At the heart of Crown and Country is the voice of Wanta Jampijinpa Pawu-Kurlpurlurnu, from the desert community of Lajamanu in the north Tanami, a critically important figure in contemporary Warlpiri philosophy and research, a leader in cultural education and community-based art, and an international ambassador for Warlpiri culture. The track “Wantarri (Gift)” is just that: a gift from this father and son and their connection to Country, from a transcendental, reflective and deeply enveloping body of work, released to the world via ABC Music and French label Akuphone.
There’s an added edge of immediacy in this fragile moment they present together, strong in voice and culture, amplifying the everyday sounds of life and youth in their community. So much information is generously shared in this song, where Wanta crowns the listener with the Southern Cross. Composed with Marc Peckham, known professionally as Monkey Marc, having spent some seven years in their community of Lajamanu, he was also instrumental in bringing the beautiful video that accompanies the music, and premiered at this year’s Darwin Festival.

The voice of Larakia born and bred J-Milla, loud and proud member of the Indigenous Mak Mak Marranungu people, the traditional landowners of the Litchfield National Park of the Northern Territory, comes through all his music and “All My Life” is no exception. Direct from the heart, his life-drawn lyrics reveal the strength needed to overcome the generational cycle of adversity and trauma, in a powerful hip hop ballad that hides nothing. As he sings so he lives, sharing his stories for change. He, and brother Yung Milla, played a major role in designing the music coordination for the inaugural Community-led Men’s Wellness Centres program as well as crafting a song between J-Milla and men in the Barunga community, composed in response to the Barunga Statement, which was performed live as part of the 2025 Barunga Festival.

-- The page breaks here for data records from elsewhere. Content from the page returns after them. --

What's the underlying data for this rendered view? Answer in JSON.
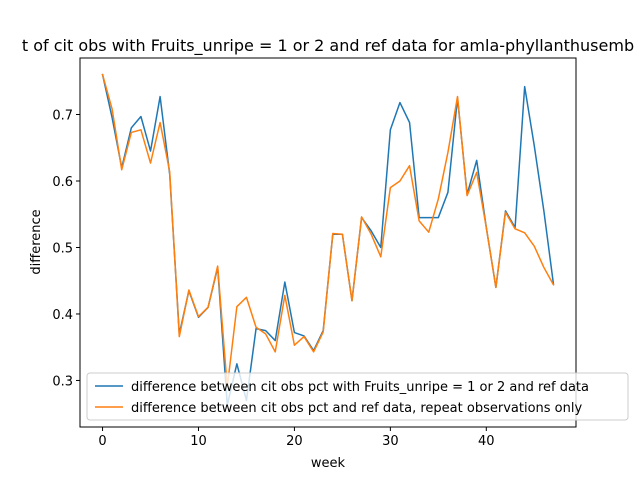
{
  "chart_data": {
    "type": "line",
    "title": "t of cit obs with Fruits_unripe = 1 or 2 and ref data for amla-phyllanthusemb",
    "xlabel": "week",
    "ylabel": "difference",
    "xlim": [
      -2.35,
      49.35
    ],
    "ylim": [
      0.23,
      0.785
    ],
    "xticks": [
      0,
      10,
      20,
      30,
      40
    ],
    "yticks": [
      0.3,
      0.4,
      0.5,
      0.6,
      0.7
    ],
    "xtick_labels": [
      "0",
      "10",
      "20",
      "30",
      "40"
    ],
    "ytick_labels": [
      "0.3",
      "0.4",
      "0.5",
      "0.6",
      "0.7"
    ],
    "legend_position": "lower right",
    "x": [
      0,
      1,
      2,
      3,
      4,
      5,
      6,
      7,
      8,
      9,
      10,
      11,
      12,
      13,
      14,
      15,
      16,
      17,
      18,
      19,
      20,
      21,
      22,
      23,
      24,
      25,
      26,
      27,
      28,
      29,
      30,
      31,
      32,
      33,
      34,
      35,
      36,
      37,
      38,
      39,
      40,
      41,
      42,
      43,
      44,
      45,
      46,
      47
    ],
    "series": [
      {
        "name": "difference between cit obs pct with Fruits_unripe = 1 or 2 and ref data",
        "color": "#1f77b4",
        "values": [
          0.76,
          0.695,
          0.62,
          0.68,
          0.697,
          0.645,
          0.727,
          0.61,
          0.37,
          0.435,
          0.395,
          0.41,
          0.47,
          0.263,
          0.325,
          0.27,
          0.378,
          0.375,
          0.36,
          0.448,
          0.372,
          0.367,
          0.345,
          0.375,
          0.52,
          0.52,
          0.42,
          0.545,
          0.525,
          0.5,
          0.677,
          0.718,
          0.688,
          0.545,
          0.545,
          0.545,
          0.583,
          0.725,
          0.58,
          0.631,
          0.53,
          0.44,
          0.555,
          0.53,
          0.742,
          0.653,
          0.555,
          0.445
        ]
      },
      {
        "name": "difference between cit obs pct and ref data, repeat observations only",
        "color": "#ff7f0e",
        "values": [
          0.76,
          0.708,
          0.617,
          0.673,
          0.677,
          0.627,
          0.688,
          0.614,
          0.366,
          0.436,
          0.396,
          0.41,
          0.472,
          0.29,
          0.411,
          0.425,
          0.38,
          0.37,
          0.343,
          0.428,
          0.353,
          0.366,
          0.343,
          0.373,
          0.521,
          0.52,
          0.42,
          0.546,
          0.52,
          0.486,
          0.59,
          0.6,
          0.623,
          0.54,
          0.523,
          0.573,
          0.643,
          0.727,
          0.578,
          0.613,
          0.53,
          0.44,
          0.553,
          0.528,
          0.522,
          0.502,
          0.47,
          0.444
        ]
      }
    ]
  }
}
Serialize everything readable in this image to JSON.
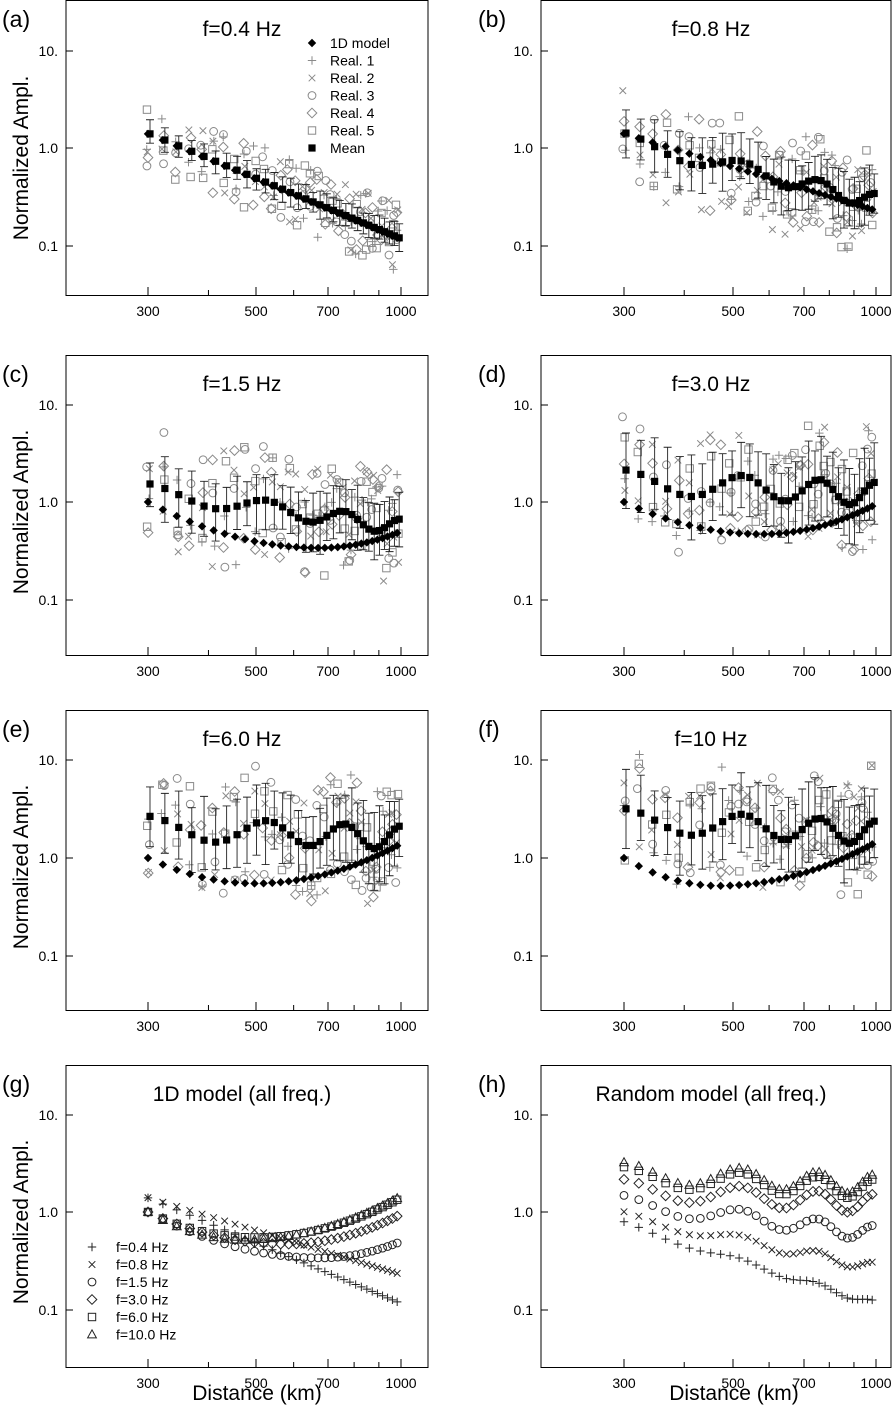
{
  "figure": {
    "y_axis_label": "Normalized Ampl.",
    "x_axis_label": "Distance (km)",
    "x_ticks": [
      "300",
      "500",
      "700",
      "1000"
    ],
    "y_ticks": [
      "10.",
      "1.0",
      "0.1"
    ]
  },
  "colors": {
    "black": "#000000",
    "gray": "#8a8a8a",
    "dark": "#222222"
  },
  "legend_top": [
    {
      "label": "1D model",
      "marker": "diamond-filled"
    },
    {
      "label": "Real. 1",
      "marker": "plus"
    },
    {
      "label": "Real. 2",
      "marker": "cross"
    },
    {
      "label": "Real. 3",
      "marker": "circle"
    },
    {
      "label": "Real. 4",
      "marker": "diamond"
    },
    {
      "label": "Real. 5",
      "marker": "square"
    },
    {
      "label": "Mean",
      "marker": "square-filled"
    }
  ],
  "legend_freq": [
    {
      "label": "f=0.4 Hz",
      "marker": "plus"
    },
    {
      "label": "f=0.8 Hz",
      "marker": "cross"
    },
    {
      "label": "f=1.5 Hz",
      "marker": "circle"
    },
    {
      "label": "f=3.0 Hz",
      "marker": "diamond"
    },
    {
      "label": "f=6.0 Hz",
      "marker": "square"
    },
    {
      "label": "f=10.0 Hz",
      "marker": "triangle"
    }
  ],
  "chart_data": [
    {
      "id": "a",
      "panel_label": "(a)",
      "title": "f=0.4 Hz",
      "type": "scatter",
      "x_scale": "log",
      "y_scale": "log",
      "xlim": [
        250,
        1060
      ],
      "ylim": [
        0.05,
        20
      ],
      "oned": {
        "a": 0.1167,
        "b": 2.06
      },
      "mean": {
        "a": 0.1167,
        "b": 2.06,
        "amp": 0.0,
        "err": 0.15
      },
      "scatter_spread": 0.35
    },
    {
      "id": "b",
      "panel_label": "(b)",
      "title": "f=0.8 Hz",
      "type": "scatter",
      "x_scale": "log",
      "y_scale": "log",
      "xlim": [
        250,
        1060
      ],
      "ylim": [
        0.05,
        20
      ],
      "oned": {
        "a": 0.23,
        "b": 1.5
      },
      "mean": {
        "a": 0.28,
        "b": 1.2,
        "amp": 0.08,
        "err": 0.3
      },
      "scatter_spread": 0.5
    },
    {
      "id": "c",
      "panel_label": "(c)",
      "title": "f=1.5 Hz",
      "type": "scatter",
      "x_scale": "log",
      "y_scale": "log",
      "xlim": [
        250,
        1060
      ],
      "ylim": [
        0.05,
        20
      ],
      "oned": {
        "a": 0.49,
        "bowl": true,
        "min_x": 680,
        "min_y": 0.34,
        "end_y": 0.5
      },
      "mean": {
        "a": 0.55,
        "b": 0.7,
        "amp": 0.08,
        "err": 0.35
      },
      "scatter_spread": 0.6
    },
    {
      "id": "d",
      "panel_label": "(d)",
      "title": "f=3.0 Hz",
      "type": "scatter",
      "x_scale": "log",
      "y_scale": "log",
      "xlim": [
        250,
        1060
      ],
      "ylim": [
        0.05,
        20
      ],
      "oned": {
        "a": 0.95,
        "bowl": true,
        "min_x": 580,
        "min_y": 0.47,
        "end_y": 0.95
      },
      "mean": {
        "a": 1.2,
        "b": 0.25,
        "amp": 0.12,
        "err": 0.45
      },
      "scatter_spread": 0.6
    },
    {
      "id": "e",
      "panel_label": "(e)",
      "title": "f=6.0 Hz",
      "type": "scatter",
      "x_scale": "log",
      "y_scale": "log",
      "xlim": [
        250,
        1060
      ],
      "ylim": [
        0.05,
        20
      ],
      "oned": {
        "a": 1.4,
        "bowl": true,
        "min_x": 500,
        "min_y": 0.55,
        "end_y": 1.4
      },
      "mean": {
        "a": 1.6,
        "b": 0.2,
        "amp": 0.12,
        "err": 0.45
      },
      "scatter_spread": 0.6
    },
    {
      "id": "f",
      "panel_label": "(f)",
      "title": "f=10 Hz",
      "type": "scatter",
      "x_scale": "log",
      "y_scale": "log",
      "xlim": [
        250,
        1060
      ],
      "ylim": [
        0.05,
        20
      ],
      "oned": {
        "a": 1.4,
        "bowl": true,
        "min_x": 470,
        "min_y": 0.52,
        "end_y": 1.45
      },
      "mean": {
        "a": 1.8,
        "b": 0.25,
        "amp": 0.12,
        "err": 0.45
      },
      "scatter_spread": 0.6
    },
    {
      "id": "g",
      "panel_label": "(g)",
      "title": "1D model (all freq.)",
      "type": "scatter",
      "x_scale": "log",
      "y_scale": "log",
      "xlim": [
        250,
        1060
      ],
      "ylim": [
        0.05,
        20
      ],
      "series": [
        {
          "name": "f=0.4 Hz",
          "marker": "plus",
          "model": {
            "a": 0.1167,
            "b": 2.06
          }
        },
        {
          "name": "f=0.8 Hz",
          "marker": "cross",
          "model": {
            "a": 0.23,
            "b": 1.5
          }
        },
        {
          "name": "f=1.5 Hz",
          "marker": "circle",
          "model": {
            "bowl": true,
            "min_x": 680,
            "min_y": 0.34,
            "end_y": 0.5
          }
        },
        {
          "name": "f=3.0 Hz",
          "marker": "diamond",
          "model": {
            "bowl": true,
            "min_x": 580,
            "min_y": 0.47,
            "end_y": 0.95
          }
        },
        {
          "name": "f=6.0 Hz",
          "marker": "square",
          "model": {
            "bowl": true,
            "min_x": 500,
            "min_y": 0.55,
            "end_y": 1.4
          }
        },
        {
          "name": "f=10.0 Hz",
          "marker": "triangle",
          "model": {
            "bowl": true,
            "min_x": 470,
            "min_y": 0.52,
            "end_y": 1.45
          }
        }
      ]
    },
    {
      "id": "h",
      "panel_label": "(h)",
      "title": "Random model (all freq.)",
      "type": "scatter",
      "x_scale": "log",
      "y_scale": "log",
      "xlim": [
        250,
        1060
      ],
      "ylim": [
        0.05,
        20
      ],
      "series": [
        {
          "name": "f=0.4 Hz",
          "marker": "plus",
          "model": {
            "a": 0.115,
            "b": 1.55,
            "amp": 0.03
          }
        },
        {
          "name": "f=0.8 Hz",
          "marker": "cross",
          "model": {
            "a": 0.27,
            "b": 1.0,
            "amp": 0.05
          }
        },
        {
          "name": "f=1.5 Hz",
          "marker": "circle",
          "model": {
            "a": 0.6,
            "b": 0.6,
            "amp": 0.08
          }
        },
        {
          "name": "f=3.0 Hz",
          "marker": "diamond",
          "model": {
            "a": 1.2,
            "b": 0.3,
            "amp": 0.1
          }
        },
        {
          "name": "f=6.0 Hz",
          "marker": "square",
          "model": {
            "a": 1.7,
            "b": 0.25,
            "amp": 0.1
          }
        },
        {
          "name": "f=10.0 Hz",
          "marker": "triangle",
          "model": {
            "a": 1.9,
            "b": 0.25,
            "amp": 0.1
          }
        }
      ]
    }
  ]
}
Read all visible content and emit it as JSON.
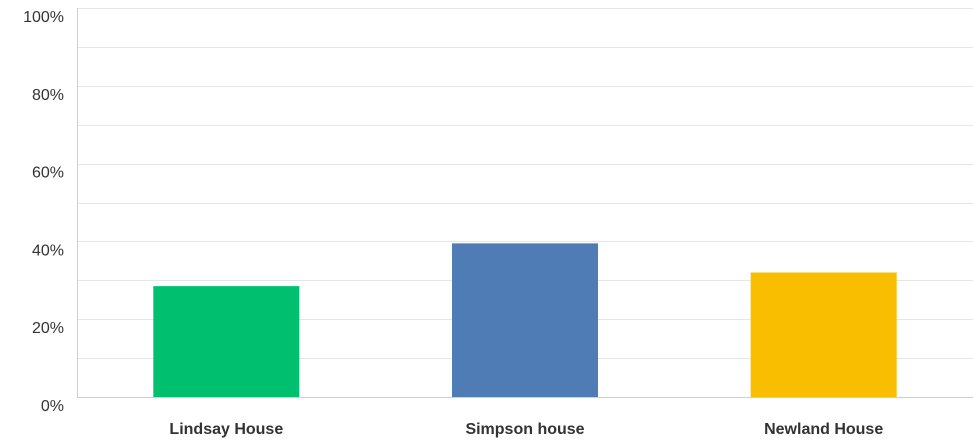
{
  "chart_data": {
    "type": "bar",
    "categories": [
      "Lindsay House",
      "Simpson house",
      "Newland House"
    ],
    "values": [
      28.5,
      39.5,
      32
    ],
    "colors": [
      "#00bf6f",
      "#507cb6",
      "#f9be00"
    ],
    "ylim": [
      0,
      100
    ],
    "yticks": [
      0,
      20,
      40,
      60,
      80,
      100
    ],
    "ytick_labels": [
      "0%",
      "20%",
      "40%",
      "60%",
      "80%",
      "100%"
    ],
    "minor_gridlines": [
      10,
      30,
      50,
      70,
      90
    ],
    "grid": true,
    "legend": "none",
    "title": "",
    "xlabel": "",
    "ylabel": ""
  }
}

Encouraged by the word pictures of Aslan roaring a new world to life in her family’s favourite books of C.S. Lewis, Katie captures these ideas perfectly, and brings them to life with bold high melodies, mirrored in her unique fingerpicking guitar style and held together with deep rumbles of long bowed cello. It’s an outpouring from her life as a mother and reflects the storytelling shared within her family and now brought forth with imagination into melody. Produced and released by Mparntwe-based Dave Crowe at Sing Hum Records earlier this year, we see the culmination of the musical journey that Katie has taken her audiences on over the years.